FEMA Act of 2025
The FEMA Act of 2025 would elevate the Federal Emergency Management Agency to a cabinet-level independent establishment and move its main functions out of the Department of Homeland Security (DHS). The bill creates a dedicated FEMA administration led by an Administrator (with a Deputy and Assistant Administrators) who reports to the President, and it establishes an Office of the Inspector General and a Federal Emergency Management Agency Working Capital Fund funded by fees for services. Over a one-year transition, most FEMA programs and authorities would transfer from DHS to the new agency, along with a broad, all-hazards approach to emergency management that integrates preparedness, mitigation, response, and recovery. The legislation also adds substantial reform packages across public assistance, individual assistance, mitigation, and transparency, plus a Veterans Advocate to improve veterans’ access to disaster relief.
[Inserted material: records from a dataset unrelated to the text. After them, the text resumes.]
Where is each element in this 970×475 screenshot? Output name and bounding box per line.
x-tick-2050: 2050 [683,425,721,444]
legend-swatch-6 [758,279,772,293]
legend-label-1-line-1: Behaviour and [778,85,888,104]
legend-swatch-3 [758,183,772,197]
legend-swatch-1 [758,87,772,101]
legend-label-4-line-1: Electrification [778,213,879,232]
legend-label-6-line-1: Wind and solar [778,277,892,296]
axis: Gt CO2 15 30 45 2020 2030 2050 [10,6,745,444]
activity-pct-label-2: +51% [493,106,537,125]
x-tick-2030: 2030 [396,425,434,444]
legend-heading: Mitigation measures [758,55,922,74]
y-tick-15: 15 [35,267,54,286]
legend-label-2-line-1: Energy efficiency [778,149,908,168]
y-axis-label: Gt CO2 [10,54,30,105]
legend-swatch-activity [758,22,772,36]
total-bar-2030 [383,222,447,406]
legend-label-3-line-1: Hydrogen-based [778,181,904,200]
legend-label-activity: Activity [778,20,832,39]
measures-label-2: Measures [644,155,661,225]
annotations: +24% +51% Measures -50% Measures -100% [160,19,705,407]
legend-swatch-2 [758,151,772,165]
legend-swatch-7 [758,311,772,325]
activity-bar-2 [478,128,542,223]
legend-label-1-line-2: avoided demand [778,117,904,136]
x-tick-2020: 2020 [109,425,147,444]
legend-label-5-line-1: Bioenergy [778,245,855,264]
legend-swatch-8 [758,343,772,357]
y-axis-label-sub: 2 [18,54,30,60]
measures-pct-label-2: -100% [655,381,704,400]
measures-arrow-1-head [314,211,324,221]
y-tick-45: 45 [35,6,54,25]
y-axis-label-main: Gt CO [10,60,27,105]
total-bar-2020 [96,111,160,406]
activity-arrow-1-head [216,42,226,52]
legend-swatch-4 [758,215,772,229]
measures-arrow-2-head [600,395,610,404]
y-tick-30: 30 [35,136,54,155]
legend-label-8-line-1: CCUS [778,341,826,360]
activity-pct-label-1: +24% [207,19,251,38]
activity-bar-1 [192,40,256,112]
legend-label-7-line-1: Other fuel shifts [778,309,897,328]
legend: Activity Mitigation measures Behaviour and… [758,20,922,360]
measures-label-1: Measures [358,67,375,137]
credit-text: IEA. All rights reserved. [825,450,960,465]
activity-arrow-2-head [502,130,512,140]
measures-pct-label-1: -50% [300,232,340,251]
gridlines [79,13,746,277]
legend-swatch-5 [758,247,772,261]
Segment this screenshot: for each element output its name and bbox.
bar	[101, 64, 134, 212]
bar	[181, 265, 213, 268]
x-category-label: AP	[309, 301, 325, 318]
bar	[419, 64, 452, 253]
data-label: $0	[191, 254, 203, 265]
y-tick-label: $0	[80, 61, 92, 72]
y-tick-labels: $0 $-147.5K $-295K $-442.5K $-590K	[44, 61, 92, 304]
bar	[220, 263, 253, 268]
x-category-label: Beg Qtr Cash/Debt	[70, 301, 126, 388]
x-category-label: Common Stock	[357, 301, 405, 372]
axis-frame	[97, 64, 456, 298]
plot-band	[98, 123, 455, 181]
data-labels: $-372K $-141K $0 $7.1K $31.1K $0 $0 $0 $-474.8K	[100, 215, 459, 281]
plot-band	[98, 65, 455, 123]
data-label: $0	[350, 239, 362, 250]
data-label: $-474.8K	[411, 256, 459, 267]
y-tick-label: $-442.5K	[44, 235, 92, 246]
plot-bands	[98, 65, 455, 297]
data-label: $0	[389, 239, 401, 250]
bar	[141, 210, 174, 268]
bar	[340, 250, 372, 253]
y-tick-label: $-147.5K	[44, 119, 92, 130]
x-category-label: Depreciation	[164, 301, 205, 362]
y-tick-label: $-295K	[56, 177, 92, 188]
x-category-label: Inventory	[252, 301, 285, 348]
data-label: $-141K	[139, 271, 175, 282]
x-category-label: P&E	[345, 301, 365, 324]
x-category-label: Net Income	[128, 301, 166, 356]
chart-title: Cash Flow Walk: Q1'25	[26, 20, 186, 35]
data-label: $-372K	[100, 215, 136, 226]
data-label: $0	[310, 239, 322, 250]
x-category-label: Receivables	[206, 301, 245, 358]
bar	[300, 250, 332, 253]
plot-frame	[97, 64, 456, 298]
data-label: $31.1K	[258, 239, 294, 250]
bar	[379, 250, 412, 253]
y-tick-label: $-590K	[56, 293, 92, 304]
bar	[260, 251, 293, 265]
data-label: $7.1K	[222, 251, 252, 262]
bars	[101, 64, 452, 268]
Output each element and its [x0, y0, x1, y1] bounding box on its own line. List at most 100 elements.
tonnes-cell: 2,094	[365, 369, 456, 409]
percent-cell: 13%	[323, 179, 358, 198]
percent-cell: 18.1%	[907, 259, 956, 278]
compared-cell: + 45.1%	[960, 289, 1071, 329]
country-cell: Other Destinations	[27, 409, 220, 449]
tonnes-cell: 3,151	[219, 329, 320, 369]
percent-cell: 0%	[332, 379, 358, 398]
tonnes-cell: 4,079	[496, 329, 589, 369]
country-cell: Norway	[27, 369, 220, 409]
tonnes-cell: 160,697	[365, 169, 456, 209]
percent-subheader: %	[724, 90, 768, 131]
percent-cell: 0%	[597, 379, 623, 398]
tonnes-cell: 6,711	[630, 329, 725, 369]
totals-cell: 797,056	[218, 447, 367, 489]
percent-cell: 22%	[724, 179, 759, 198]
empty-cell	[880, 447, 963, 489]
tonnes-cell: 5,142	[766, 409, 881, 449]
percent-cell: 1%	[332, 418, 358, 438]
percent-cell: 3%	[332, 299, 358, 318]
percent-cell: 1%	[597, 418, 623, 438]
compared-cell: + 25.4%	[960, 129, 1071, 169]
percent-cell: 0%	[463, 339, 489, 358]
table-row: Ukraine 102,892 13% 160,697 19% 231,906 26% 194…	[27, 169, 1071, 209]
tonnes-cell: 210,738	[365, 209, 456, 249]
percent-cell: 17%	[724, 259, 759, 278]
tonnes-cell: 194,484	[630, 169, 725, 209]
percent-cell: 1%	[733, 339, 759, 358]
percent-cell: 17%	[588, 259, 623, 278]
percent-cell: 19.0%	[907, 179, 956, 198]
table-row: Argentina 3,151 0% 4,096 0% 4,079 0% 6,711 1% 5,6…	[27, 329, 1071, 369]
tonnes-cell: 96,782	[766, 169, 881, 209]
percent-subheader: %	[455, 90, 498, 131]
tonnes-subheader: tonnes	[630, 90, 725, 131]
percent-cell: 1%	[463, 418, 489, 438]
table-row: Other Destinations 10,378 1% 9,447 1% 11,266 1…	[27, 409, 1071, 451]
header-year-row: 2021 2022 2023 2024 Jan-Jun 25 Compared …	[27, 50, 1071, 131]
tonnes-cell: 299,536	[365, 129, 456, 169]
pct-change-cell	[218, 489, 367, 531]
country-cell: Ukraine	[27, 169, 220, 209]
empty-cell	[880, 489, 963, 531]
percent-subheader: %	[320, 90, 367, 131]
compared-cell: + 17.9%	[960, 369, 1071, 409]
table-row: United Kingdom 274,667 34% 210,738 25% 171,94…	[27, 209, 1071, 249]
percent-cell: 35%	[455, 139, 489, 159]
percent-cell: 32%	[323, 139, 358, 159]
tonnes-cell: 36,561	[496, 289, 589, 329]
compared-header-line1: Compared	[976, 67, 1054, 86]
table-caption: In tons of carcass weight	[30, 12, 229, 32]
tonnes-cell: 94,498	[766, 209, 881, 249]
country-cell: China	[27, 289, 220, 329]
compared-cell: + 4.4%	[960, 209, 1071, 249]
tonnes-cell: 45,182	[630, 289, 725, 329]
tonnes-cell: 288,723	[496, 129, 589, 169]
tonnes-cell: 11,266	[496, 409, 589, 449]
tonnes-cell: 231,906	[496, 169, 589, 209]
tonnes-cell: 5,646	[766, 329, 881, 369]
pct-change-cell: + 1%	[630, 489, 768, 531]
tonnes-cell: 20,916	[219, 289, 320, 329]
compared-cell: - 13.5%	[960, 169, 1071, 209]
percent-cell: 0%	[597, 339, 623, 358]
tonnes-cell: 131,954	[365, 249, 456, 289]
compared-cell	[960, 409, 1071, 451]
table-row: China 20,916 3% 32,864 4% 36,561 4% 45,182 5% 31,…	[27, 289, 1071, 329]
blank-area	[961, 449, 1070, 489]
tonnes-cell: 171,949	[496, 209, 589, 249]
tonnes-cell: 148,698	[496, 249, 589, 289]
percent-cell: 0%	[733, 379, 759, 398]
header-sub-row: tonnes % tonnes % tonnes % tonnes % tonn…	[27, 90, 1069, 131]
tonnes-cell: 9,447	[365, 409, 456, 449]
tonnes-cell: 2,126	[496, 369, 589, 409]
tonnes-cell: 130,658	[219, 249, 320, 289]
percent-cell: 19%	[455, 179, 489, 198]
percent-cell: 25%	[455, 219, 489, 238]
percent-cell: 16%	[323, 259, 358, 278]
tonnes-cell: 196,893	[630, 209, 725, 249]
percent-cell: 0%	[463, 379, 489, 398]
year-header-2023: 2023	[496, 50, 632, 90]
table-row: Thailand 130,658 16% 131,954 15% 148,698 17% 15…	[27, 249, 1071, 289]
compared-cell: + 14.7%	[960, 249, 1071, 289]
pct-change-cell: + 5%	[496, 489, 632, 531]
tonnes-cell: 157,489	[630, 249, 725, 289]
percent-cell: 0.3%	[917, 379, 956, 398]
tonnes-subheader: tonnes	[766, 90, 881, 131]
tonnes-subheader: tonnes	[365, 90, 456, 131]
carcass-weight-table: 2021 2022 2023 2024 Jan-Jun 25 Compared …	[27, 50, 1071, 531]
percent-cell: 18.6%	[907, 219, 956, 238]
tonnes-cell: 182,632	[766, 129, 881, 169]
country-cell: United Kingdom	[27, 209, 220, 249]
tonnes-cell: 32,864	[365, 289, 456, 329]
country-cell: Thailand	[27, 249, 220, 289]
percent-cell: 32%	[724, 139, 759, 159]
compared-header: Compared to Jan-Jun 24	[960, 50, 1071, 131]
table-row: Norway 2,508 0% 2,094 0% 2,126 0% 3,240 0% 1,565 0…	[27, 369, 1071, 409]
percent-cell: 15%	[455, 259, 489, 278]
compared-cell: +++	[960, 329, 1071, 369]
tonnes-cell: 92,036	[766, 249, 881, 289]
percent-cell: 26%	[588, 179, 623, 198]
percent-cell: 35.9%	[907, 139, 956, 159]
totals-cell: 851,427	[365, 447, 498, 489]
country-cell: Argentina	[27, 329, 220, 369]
In short, the bill aims to centralize and strengthen the nation’s all-hazards emergency management system under a dedicated, cabinet-level FEMA, with reforms designed to speed and improve disaster assistance, increase accountability, and better protect vulnerable populations, including veterans, people with disabilities, and Tribes.
Key Points
- 1Establishment and leadership of FEMA as a cabinet-level independent agency, headed by an Administrator (with a Deputy and Assistant Administrators), reporting directly to the President.
- 2Transfer of FEMA functions from DHS to the new agency within one year, including authorities under major disaster and other disaster-related statutes, while preserving certain DHS programs during a transition via a memorandum of understanding.
- 3Creation of an Office of the Inspector General for FEMA to provide independent oversight.
- 4Establishment of a Federal Emergency Management Agency Working Capital Fund to finance operations, with fees charged for services and equipment provided to DHS, other federal entities, and external clients.
- 5Introduction of a Veterans Advocate within FEMA to ensure fair treatment of veterans, participate in disaster declaration processes, and improve veteran recruitment and coordination with veterans’ organizations.
- 6Division B reforms across four major areas:
- 7- Public Assistance Reforms: streamline recovery, set debris removal standards, speed funding, improve procurement, backlogs, and alignment of costs with modernized practices.
- 8- Individual Assistance Reforms: improve information sharing, standardize applications, clarify duplication of benefits, expand crisis counseling and housing/rental assistance, and enhance notices and guidance for disaster victims.
- 9- Mitigation Reforms: promote preapproved mitigation plans, strengthen hazard risk reduction, improve utility resiliency, and streamline the mitigation application process.
- 10- Transparency and Accountability: require GAO reviews, create online dashboards, address disaster fraud/identity theft, publish progress on declarations, and improve disaster workforce retention and cost-saving assessments.
- 11National emergency management reforms (Division A, Title II) that realign related responsibilities under FEMA, update regional offices, and modify certain Homeland Security Act provisions to reflect FEMA’s independent status.
- 12Protections for continuity and ongoing proceedings: saving provisions ensure existing orders, permits, contracts, and ongoing actions continue under the new structure during the transition.